The motions deputy Jiang Deming submitted to the 10th National People's Congress (NPC) are for the most part results of a team of two.
The agriculture technician who has had two operations in his left leg and lung due to cancer often has to do his work in rural areas by sitting on the back of his wife's bicycle.
"I am proud of him," said Jiang's better half, Ji Huilan. "He has devoted himself to serving farmers, spreading agriculture technology and doing investigative work as an NPC deputy."
In that role over the past seven years, Jiang has submitted 88 proposals, including 48 for this session, to China's top legislature.
This year, he focused on nine laws related to agricultural issues, such as protecting the interests of farmers-turned-workers and the biological environment.

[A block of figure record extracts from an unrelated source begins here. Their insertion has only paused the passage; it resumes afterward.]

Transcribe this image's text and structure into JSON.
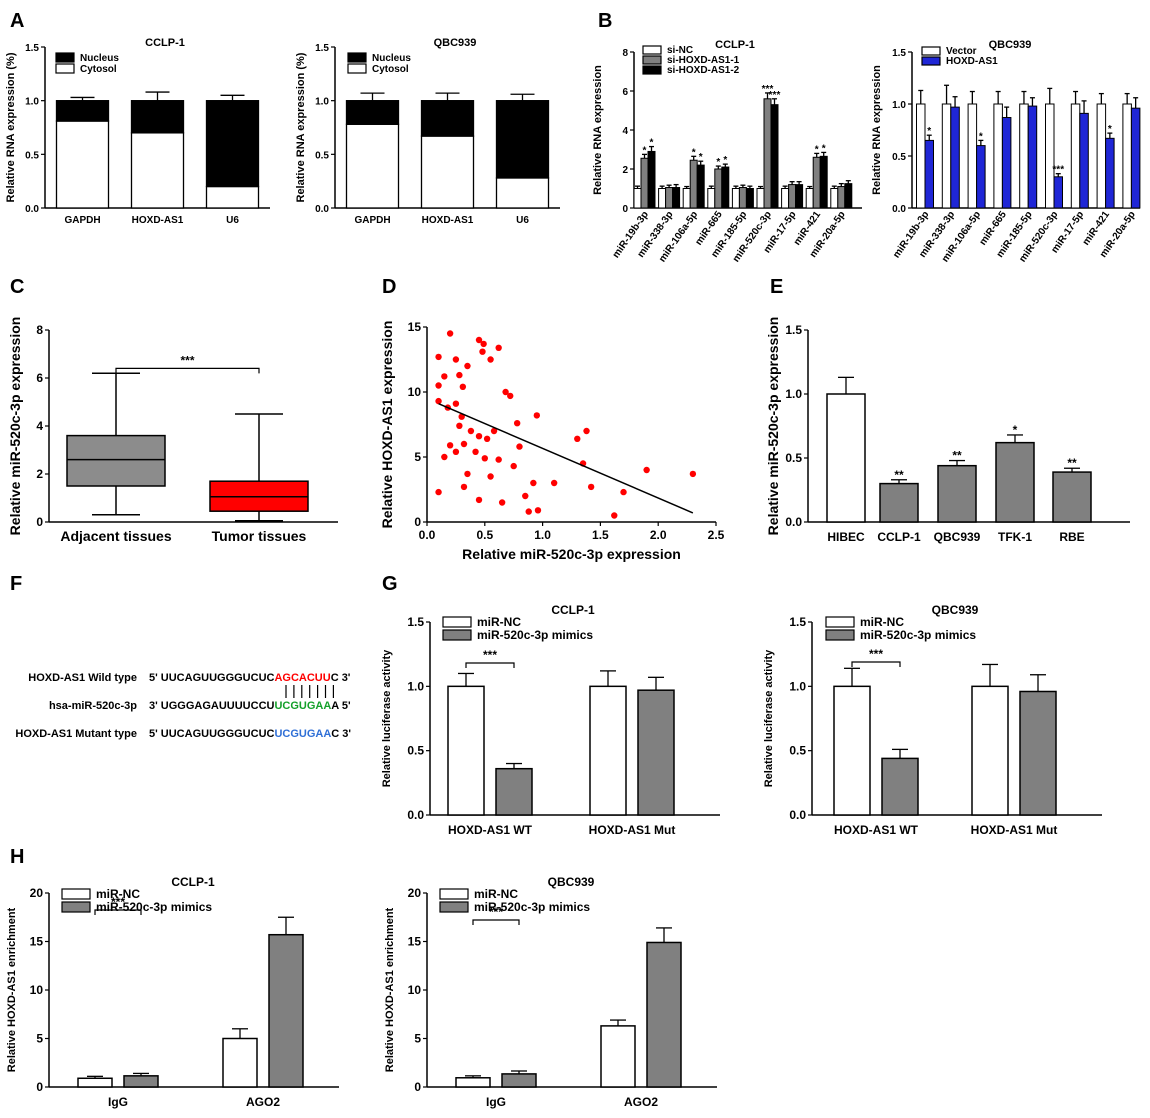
{
  "panel_labels": [
    "A",
    "B",
    "C",
    "D",
    "E",
    "F",
    "G",
    "H"
  ],
  "colors": {
    "black": "#000000",
    "white": "#ffffff",
    "gray": "#808080",
    "blue": "#1f26d6",
    "red": "#ff0000",
    "box_gray": "#8c8c8c",
    "seq_red": "#ff0000",
    "seq_green": "#14a02a",
    "seq_blue": "#2f6fd6"
  },
  "panel_F": {
    "rows": [
      {
        "label": "HOXD-AS1 Wild type",
        "prefix": "5' UUCAGUUGGGUCUC",
        "highlight": "AGCACUU",
        "suffix": "C 3'",
        "color": "#ff0000"
      },
      {
        "label": "hsa-miR-520c-3p",
        "prefix": "3' UGGGAGAUUUUCCU",
        "highlight": "UCGUGAA",
        "suffix": "A 5'",
        "color": "#14a02a"
      },
      {
        "label": "HOXD-AS1 Mutant type",
        "prefix": "5' UUCAGUUGGGUCUC",
        "highlight": "UCGUGAA",
        "suffix": "C 3'",
        "color": "#2f6fd6"
      }
    ]
  },
  "chart_data": [
    {
      "id": "A1",
      "type": "bar",
      "stacked": true,
      "title": "CCLP-1",
      "categories": [
        "GAPDH",
        "HOXD-AS1",
        "U6"
      ],
      "series": [
        {
          "name": "Nucleus",
          "values": [
            0.19,
            0.3,
            0.8
          ],
          "color": "#000000"
        },
        {
          "name": "Cytosol",
          "values": [
            0.81,
            0.7,
            0.2
          ],
          "color": "#ffffff"
        }
      ],
      "errors": [
        0.03,
        0.08,
        0.05
      ],
      "ylabel": "Relative RNA expression (%)",
      "ylim": [
        0,
        1.5
      ],
      "yticks": [
        0.0,
        0.5,
        1.0,
        1.5
      ]
    },
    {
      "id": "A2",
      "type": "bar",
      "stacked": true,
      "title": "QBC939",
      "categories": [
        "GAPDH",
        "HOXD-AS1",
        "U6"
      ],
      "series": [
        {
          "name": "Nucleus",
          "values": [
            0.22,
            0.33,
            0.72
          ],
          "color": "#000000"
        },
        {
          "name": "Cytosol",
          "values": [
            0.78,
            0.67,
            0.28
          ],
          "color": "#ffffff"
        }
      ],
      "errors": [
        0.07,
        0.07,
        0.06
      ],
      "ylabel": "Relative RNA expression (%)",
      "ylim": [
        0,
        1.5
      ],
      "yticks": [
        0.0,
        0.5,
        1.0,
        1.5
      ]
    },
    {
      "id": "B1",
      "type": "bar",
      "title": "CCLP-1",
      "categories": [
        "miR-19b-3p",
        "miR-338-3p",
        "miR-106a-5p",
        "miR-665",
        "miR-185-5p",
        "miR-520c-3p",
        "miR-17-5p",
        "miR-421",
        "miR-20a-5p"
      ],
      "series": [
        {
          "name": "si-NC",
          "values": [
            1.0,
            1.0,
            1.0,
            1.0,
            1.0,
            1.0,
            1.0,
            1.0,
            1.0
          ],
          "errors": [
            0.12,
            0.12,
            0.1,
            0.12,
            0.12,
            0.1,
            0.12,
            0.1,
            0.12
          ],
          "sig": [
            "",
            "",
            "",
            "",
            "",
            "",
            "",
            "",
            ""
          ],
          "color": "#ffffff"
        },
        {
          "name": "si-HOXD-AS1-1",
          "values": [
            2.55,
            1.05,
            2.45,
            2.0,
            1.05,
            5.6,
            1.2,
            2.6,
            1.1
          ],
          "errors": [
            0.2,
            0.12,
            0.2,
            0.15,
            0.12,
            0.3,
            0.15,
            0.2,
            0.15
          ],
          "sig": [
            "*",
            "",
            "*",
            "*",
            "",
            "***",
            "",
            "*",
            ""
          ],
          "color": "#808080"
        },
        {
          "name": "si-HOXD-AS1-2",
          "values": [
            2.9,
            1.05,
            2.2,
            2.1,
            1.0,
            5.3,
            1.2,
            2.65,
            1.25
          ],
          "errors": [
            0.25,
            0.15,
            0.2,
            0.15,
            0.12,
            0.3,
            0.15,
            0.2,
            0.15
          ],
          "sig": [
            "*",
            "",
            "*",
            "*",
            "",
            "***",
            "",
            "*",
            ""
          ],
          "color": "#000000"
        }
      ],
      "ylabel": "Relative RNA expression",
      "ylim": [
        0,
        8
      ],
      "yticks": [
        0,
        2,
        4,
        6,
        8
      ]
    },
    {
      "id": "B2",
      "type": "bar",
      "title": "QBC939",
      "categories": [
        "miR-19b-3p",
        "miR-338-3p",
        "miR-106a-5p",
        "miR-665",
        "miR-185-5p",
        "miR-520c-3p",
        "miR-17-5p",
        "miR-421",
        "miR-20a-5p"
      ],
      "series": [
        {
          "name": "Vector",
          "values": [
            1.0,
            1.0,
            1.0,
            1.0,
            1.0,
            1.0,
            1.0,
            1.0,
            1.0
          ],
          "errors": [
            0.13,
            0.18,
            0.12,
            0.12,
            0.12,
            0.15,
            0.12,
            0.1,
            0.1
          ],
          "sig": [
            "",
            "",
            "",
            "",
            "",
            "",
            "",
            "",
            ""
          ],
          "color": "#ffffff"
        },
        {
          "name": "HOXD-AS1",
          "values": [
            0.65,
            0.97,
            0.6,
            0.87,
            0.98,
            0.3,
            0.91,
            0.67,
            0.96
          ],
          "errors": [
            0.05,
            0.1,
            0.05,
            0.1,
            0.08,
            0.03,
            0.12,
            0.05,
            0.1
          ],
          "sig": [
            "*",
            "",
            "*",
            "",
            "",
            "***",
            "",
            "*",
            ""
          ],
          "color": "#1f26d6"
        }
      ],
      "ylabel": "Relative RNA expression",
      "ylim": [
        0,
        1.5
      ],
      "yticks": [
        0.0,
        0.5,
        1.0,
        1.5
      ]
    },
    {
      "id": "C",
      "type": "box",
      "categories": [
        "Adjacent tissues",
        "Tumor tissues"
      ],
      "boxes": [
        {
          "min": 0.3,
          "q1": 1.5,
          "median": 2.6,
          "q3": 3.6,
          "max": 6.2,
          "color": "#8c8c8c"
        },
        {
          "min": 0.05,
          "q1": 0.45,
          "median": 1.05,
          "q3": 1.7,
          "max": 4.5,
          "color": "#ff0000"
        }
      ],
      "sig": "***",
      "ylabel": "Relative miR-520c-3p expression",
      "ylim": [
        0,
        8
      ],
      "yticks": [
        0,
        2,
        4,
        6,
        8
      ]
    },
    {
      "id": "D",
      "type": "scatter",
      "points": [
        [
          0.2,
          14.5
        ],
        [
          0.1,
          12.7
        ],
        [
          0.1,
          10.5
        ],
        [
          0.15,
          11.2
        ],
        [
          0.25,
          12.5
        ],
        [
          0.28,
          11.3
        ],
        [
          0.31,
          10.4
        ],
        [
          0.35,
          12.0
        ],
        [
          0.45,
          14.0
        ],
        [
          0.49,
          13.7
        ],
        [
          0.48,
          13.1
        ],
        [
          0.55,
          12.5
        ],
        [
          0.62,
          13.4
        ],
        [
          0.68,
          10.0
        ],
        [
          0.72,
          9.7
        ],
        [
          0.1,
          9.3
        ],
        [
          0.18,
          8.8
        ],
        [
          0.25,
          9.1
        ],
        [
          0.3,
          8.1
        ],
        [
          0.28,
          7.4
        ],
        [
          0.38,
          7.0
        ],
        [
          0.45,
          6.6
        ],
        [
          0.52,
          6.4
        ],
        [
          0.58,
          7.0
        ],
        [
          0.78,
          7.6
        ],
        [
          0.95,
          8.2
        ],
        [
          0.2,
          5.9
        ],
        [
          0.15,
          5.0
        ],
        [
          0.25,
          5.4
        ],
        [
          0.32,
          6.0
        ],
        [
          0.42,
          5.4
        ],
        [
          0.5,
          4.9
        ],
        [
          0.62,
          4.8
        ],
        [
          0.75,
          4.3
        ],
        [
          0.8,
          5.8
        ],
        [
          0.35,
          3.7
        ],
        [
          0.55,
          3.5
        ],
        [
          0.1,
          2.3
        ],
        [
          0.32,
          2.7
        ],
        [
          0.45,
          1.7
        ],
        [
          0.65,
          1.5
        ],
        [
          0.85,
          2.0
        ],
        [
          0.92,
          3.0
        ],
        [
          0.88,
          0.8
        ],
        [
          0.96,
          0.9
        ],
        [
          1.1,
          3.0
        ],
        [
          1.3,
          6.4
        ],
        [
          1.38,
          7.0
        ],
        [
          1.35,
          4.5
        ],
        [
          1.42,
          2.7
        ],
        [
          1.62,
          0.5
        ],
        [
          1.7,
          2.3
        ],
        [
          1.9,
          4.0
        ],
        [
          2.3,
          3.7
        ]
      ],
      "trend": {
        "x0": 0.1,
        "y0": 9.1,
        "x1": 2.3,
        "y1": 0.7
      },
      "xlabel": "Relative miR-520c-3p expression",
      "ylabel": "Relative HOXD-AS1 expression",
      "xlim": [
        0,
        2.5
      ],
      "ylim": [
        0,
        15
      ],
      "xticks": [
        "0.0",
        "0.5",
        "1.0",
        "1.5",
        "2.0",
        "2.5"
      ],
      "yticks": [
        "0",
        "5",
        "10",
        "15"
      ]
    },
    {
      "id": "E",
      "type": "bar",
      "categories": [
        "HIBEC",
        "CCLP-1",
        "QBC939",
        "TFK-1",
        "RBE"
      ],
      "values": [
        1.0,
        0.3,
        0.44,
        0.62,
        0.39
      ],
      "errors": [
        0.13,
        0.03,
        0.04,
        0.06,
        0.03
      ],
      "sig": [
        "",
        "**",
        "**",
        "*",
        "**"
      ],
      "colors": [
        "#ffffff",
        "#808080",
        "#808080",
        "#808080",
        "#808080"
      ],
      "ylabel": "Relative miR-520c-3p expression",
      "ylim": [
        0,
        1.5
      ],
      "yticks": [
        "0.0",
        "0.5",
        "1.0",
        "1.5"
      ]
    },
    {
      "id": "G1",
      "type": "bar",
      "title": "CCLP-1",
      "categories": [
        "HOXD-AS1 WT",
        "HOXD-AS1 Mut"
      ],
      "series": [
        {
          "name": "miR-NC",
          "values": [
            1.0,
            1.0
          ],
          "errors": [
            0.1,
            0.12
          ],
          "color": "#ffffff"
        },
        {
          "name": "miR-520c-3p mimics",
          "values": [
            0.36,
            0.97
          ],
          "errors": [
            0.04,
            0.1
          ],
          "color": "#808080"
        }
      ],
      "sig": "***",
      "ylabel": "Relative luciferase activity",
      "ylim": [
        0,
        1.5
      ],
      "yticks": [
        "0.0",
        "0.5",
        "1.0",
        "1.5"
      ]
    },
    {
      "id": "G2",
      "type": "bar",
      "title": "QBC939",
      "categories": [
        "HOXD-AS1 WT",
        "HOXD-AS1 Mut"
      ],
      "series": [
        {
          "name": "miR-NC",
          "values": [
            1.0,
            1.0
          ],
          "errors": [
            0.14,
            0.17
          ],
          "color": "#ffffff"
        },
        {
          "name": "miR-520c-3p mimics",
          "values": [
            0.44,
            0.96
          ],
          "errors": [
            0.07,
            0.13
          ],
          "color": "#808080"
        }
      ],
      "sig": "***",
      "ylabel": "Relative luciferase activity",
      "ylim": [
        0,
        1.5
      ],
      "yticks": [
        "0.0",
        "0.5",
        "1.0",
        "1.5"
      ]
    },
    {
      "id": "H1",
      "type": "bar",
      "title": "CCLP-1",
      "categories": [
        "IgG",
        "AGO2"
      ],
      "series": [
        {
          "name": "miR-NC",
          "values": [
            0.9,
            5.0
          ],
          "errors": [
            0.2,
            1.0
          ],
          "color": "#ffffff"
        },
        {
          "name": "miR-520c-3p mimics",
          "values": [
            1.15,
            15.7
          ],
          "errors": [
            0.25,
            1.8
          ],
          "color": "#808080"
        }
      ],
      "sig": "***",
      "ylabel": "Relative HOXD-AS1 enrichment",
      "ylim": [
        0,
        20
      ],
      "yticks": [
        "0",
        "5",
        "10",
        "15",
        "20"
      ]
    },
    {
      "id": "H2",
      "type": "bar",
      "title": "QBC939",
      "categories": [
        "IgG",
        "AGO2"
      ],
      "series": [
        {
          "name": "miR-NC",
          "values": [
            0.95,
            6.3
          ],
          "errors": [
            0.2,
            0.6
          ],
          "color": "#ffffff"
        },
        {
          "name": "miR-520c-3p mimics",
          "values": [
            1.35,
            14.9
          ],
          "errors": [
            0.3,
            1.5
          ],
          "color": "#808080"
        }
      ],
      "sig": "***",
      "ylabel": "Relative HOXD-AS1 enrichment",
      "ylim": [
        0,
        20
      ],
      "yticks": [
        "0",
        "5",
        "10",
        "15",
        "20"
      ]
    }
  ]
}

As an agriculture technician in Sheyang County in Yancheng city of East China's Jiangsu Province, Jiang has done a lot of research and spread word of "green" agriculture products, especially about vegetables grown without any chemical pollutants.
He now has established such a "green" vegetable base with an area of more than 10 mu (0.66 hectares).
"In Sheyang County, or even in Yancheng city, farmers know me well not only as a technician, but as an NPC deputy," said Jiang who has lost his whole left leg in 1994 as a result of a cancer operation.
"Before I became an NPC deputy in 1998, people liked to call me 'Jishuyuan,' a Chinese name for a technician, and since 1998, they prefer to call me 'Daibiao,' which means NPC deputy, every time I go to villages with my crutches," Jiang said.
Although NPC deputy is a concurrent post, Jiang regards it as important as, or even more important than his job and pays great attention to probing rural areas and listening to things people are most concerned about.
His hard work has won great respect and trust from farmers and people from various fields.
"They like to ask for new agriculture technologies, and also are willing to tell me their troubles," said Jiang.
This trust has provided him with opportunities to collect first-hand materials and information on the country's hot problems, which are quite vital for him to use in preparing his proposals.
Every year, he receives more than 1,000 visitors, letters and telephones calls, also an important channel of communication, he says.
"I know that I may die at any time, and I really value the time I have now," he said. "I want to devote myself to doing more things, especially for needy farmers, in my limited life time," Jiang said.
These words reduced his wife of 25 years to tears.
"It is no use trying to persuade him to stop his work, so what I can do is to give him my love and care for him as much as I can," Ji said.